The routine is simple. Take a tray and line up at the kitchen hatchway. The handwritten menu is on the wall (in Russian only) beside it.
The view through the hatchway is Dante's Inferno: out-sized steaming pots on blackened grills so vast that the place must once have fed an army battalion. By some quirk of Soviet, or perhaps even tsarist, planning, the kitchen is disproportionately huge in relation to the dining area.
But from its bowels emerge a creditable cold borsch, and other Russian staples such as pelmeni and fried potatoes.
Salads including the ubiquitous Russian beetroot salad, and those featuring cabbage and salted fish. Also on offer are boiled eggs sliced in two and covered with mayonnaise.
Of course the central theme is the blini (pancake). They can be ordered savory with mushrooms, smetana (sour cream), or plain oil. Sweeter tooths can opt for apple sauce or honey.
After two years visiting the Blini Cafe I have recently mastered the art of wrapping the blini around a fork, rather than attacking it with bare hands under the unimpressed gaze of Russian friends.

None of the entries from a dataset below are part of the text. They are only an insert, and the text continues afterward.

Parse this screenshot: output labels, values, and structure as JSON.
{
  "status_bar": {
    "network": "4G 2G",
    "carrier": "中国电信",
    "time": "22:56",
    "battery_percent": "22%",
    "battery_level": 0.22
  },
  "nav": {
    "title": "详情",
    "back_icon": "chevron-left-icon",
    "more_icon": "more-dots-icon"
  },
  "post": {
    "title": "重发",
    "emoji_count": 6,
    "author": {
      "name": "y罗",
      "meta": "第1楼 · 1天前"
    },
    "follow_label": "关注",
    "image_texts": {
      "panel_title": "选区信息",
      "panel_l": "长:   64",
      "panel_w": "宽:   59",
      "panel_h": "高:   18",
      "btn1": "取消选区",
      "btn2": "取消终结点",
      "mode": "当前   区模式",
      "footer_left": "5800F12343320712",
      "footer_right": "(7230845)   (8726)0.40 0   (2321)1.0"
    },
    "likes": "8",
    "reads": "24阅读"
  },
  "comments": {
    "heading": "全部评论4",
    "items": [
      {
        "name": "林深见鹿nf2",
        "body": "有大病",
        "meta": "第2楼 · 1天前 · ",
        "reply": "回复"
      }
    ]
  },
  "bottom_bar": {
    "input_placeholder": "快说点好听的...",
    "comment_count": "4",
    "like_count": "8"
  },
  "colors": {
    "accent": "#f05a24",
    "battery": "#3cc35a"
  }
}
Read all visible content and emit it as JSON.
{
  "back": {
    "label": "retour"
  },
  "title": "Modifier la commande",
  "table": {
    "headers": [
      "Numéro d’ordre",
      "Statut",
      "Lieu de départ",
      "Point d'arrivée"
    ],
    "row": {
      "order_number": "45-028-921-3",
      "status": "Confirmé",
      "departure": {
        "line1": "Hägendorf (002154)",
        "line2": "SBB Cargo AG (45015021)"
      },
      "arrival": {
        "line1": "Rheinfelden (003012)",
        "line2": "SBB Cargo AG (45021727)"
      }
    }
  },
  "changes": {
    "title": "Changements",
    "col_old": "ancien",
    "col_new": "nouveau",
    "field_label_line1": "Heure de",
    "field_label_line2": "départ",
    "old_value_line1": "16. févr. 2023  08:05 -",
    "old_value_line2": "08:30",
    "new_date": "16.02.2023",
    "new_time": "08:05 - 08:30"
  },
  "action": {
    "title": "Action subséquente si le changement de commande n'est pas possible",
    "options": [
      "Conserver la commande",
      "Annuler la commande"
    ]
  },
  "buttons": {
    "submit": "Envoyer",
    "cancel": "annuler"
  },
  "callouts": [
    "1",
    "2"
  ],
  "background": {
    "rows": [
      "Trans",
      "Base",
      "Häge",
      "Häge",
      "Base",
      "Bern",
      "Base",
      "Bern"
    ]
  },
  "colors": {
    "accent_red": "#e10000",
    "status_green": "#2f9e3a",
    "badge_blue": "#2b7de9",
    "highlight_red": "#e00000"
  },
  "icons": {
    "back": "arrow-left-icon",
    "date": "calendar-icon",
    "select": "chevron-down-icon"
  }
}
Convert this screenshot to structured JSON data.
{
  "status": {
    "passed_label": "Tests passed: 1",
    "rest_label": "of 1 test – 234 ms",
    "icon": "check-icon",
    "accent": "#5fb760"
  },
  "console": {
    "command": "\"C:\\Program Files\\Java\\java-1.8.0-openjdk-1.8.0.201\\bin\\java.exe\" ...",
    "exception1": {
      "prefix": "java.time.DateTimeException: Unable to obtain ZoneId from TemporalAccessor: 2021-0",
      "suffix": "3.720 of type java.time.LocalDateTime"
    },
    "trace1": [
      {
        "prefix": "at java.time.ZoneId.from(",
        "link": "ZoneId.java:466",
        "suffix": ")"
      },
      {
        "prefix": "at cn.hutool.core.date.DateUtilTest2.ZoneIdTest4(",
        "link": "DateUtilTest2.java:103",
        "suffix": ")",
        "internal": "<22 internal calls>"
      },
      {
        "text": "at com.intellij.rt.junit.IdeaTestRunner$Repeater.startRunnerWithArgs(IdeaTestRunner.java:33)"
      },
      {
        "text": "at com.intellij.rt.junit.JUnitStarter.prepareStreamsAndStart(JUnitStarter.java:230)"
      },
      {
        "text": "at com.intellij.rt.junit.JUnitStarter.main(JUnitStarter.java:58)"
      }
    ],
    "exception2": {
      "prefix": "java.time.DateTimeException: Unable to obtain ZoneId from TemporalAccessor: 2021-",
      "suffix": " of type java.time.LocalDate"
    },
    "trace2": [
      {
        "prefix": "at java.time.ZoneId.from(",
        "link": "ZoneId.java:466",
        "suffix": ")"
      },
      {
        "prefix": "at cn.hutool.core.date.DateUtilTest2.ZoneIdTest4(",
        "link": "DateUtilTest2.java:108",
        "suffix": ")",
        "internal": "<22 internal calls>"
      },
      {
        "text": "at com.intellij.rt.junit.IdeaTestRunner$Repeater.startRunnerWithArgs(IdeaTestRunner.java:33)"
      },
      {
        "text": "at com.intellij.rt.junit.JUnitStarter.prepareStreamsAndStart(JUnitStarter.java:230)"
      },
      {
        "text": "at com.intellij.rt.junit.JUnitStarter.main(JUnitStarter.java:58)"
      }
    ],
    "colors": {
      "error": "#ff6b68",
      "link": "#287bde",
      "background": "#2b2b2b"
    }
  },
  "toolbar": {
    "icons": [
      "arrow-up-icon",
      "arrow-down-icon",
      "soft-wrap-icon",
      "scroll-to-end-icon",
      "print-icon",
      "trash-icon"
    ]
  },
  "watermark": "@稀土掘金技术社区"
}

Utensils are of the cheap aluminum variety -- forks and oversized spoons only. No knives, no teaspoons. They reveal one of the cafe's many glimpses to the old Soviet Union. Moulded into the back of each utensil is its retail price -- in kopecks -- like some monument to the country's former economic stability.
The woman at the cash-register invariably use her enormous, wooden abacus to add up your order's cost. (And why not, it's much simpler to use and more trustworthy than those new-fangled calculators).
One concession to the times is that most of the high, stand-up tables common to many Soviet cafes have disappeared -- which Leninist ideologue came up with the "cafe with no chairs" concept? They have been replaced by cheap but cheery pine tables and benches. Expect to share.
Old Russia-hands will read this review with some suspicion, instantly recognising that the combination of factors described so far is consistent with appalling rude service.
Surprisingly, the staff are magic. Only one of the kitchen-hands is slightly surly, though in the gentlest possible way -- and even she handles with grace my eccentric foreign habit of ordering smetana and apple sauce on the same blini.
Regrettably, prices have gone up. When I visited last week with a friend we paid a total of 18,700 roubles ($3.90) for two courses each with salads and drinks, with cocktails to follow.
"Cocktail" is the Russian word for "milkshake." Those at the Blini Cafe are sublime, but hard to drink by virtue of being so thick. Use a fork. (The huge spoons available won't fit in the glass).
Other drinks on offer include tea, and glasses of suitably rank "compot" (a musky fruit drink) that line the counter.
The price hikes have pushed out some of the more down-market customers who used to enjoy the cafe, including the occasional "bomzh" (bum) who used to dine out on a lucky day's earnings.
But the Blini Cafe's coat-racks are still often filled with an exotic array of garments, ranging from plush fur, to policemen's leather, to dirty worker's greatcoats, with the occasional foreign jacket hanging alongside.
If you do pop in for lunch, round off the experience by wandering a little further down the street towards the "five-corners" intersection, and grab a handful of "pyshki" (Russian round donuts) doused in sugar from the pyshki shop at 13 Lomonosova Ulitsa, just off the intersection to the right.
I take almost every one of my visitors to St Petersburg, whether great or small, to the Blini Cafe. Without exception they look at me oddly as we enter, but seldom does the cafe fail to win their hearts.
Most enjoy the feeling that they have experienced some genuine, if basic, Russian dining experience. They have.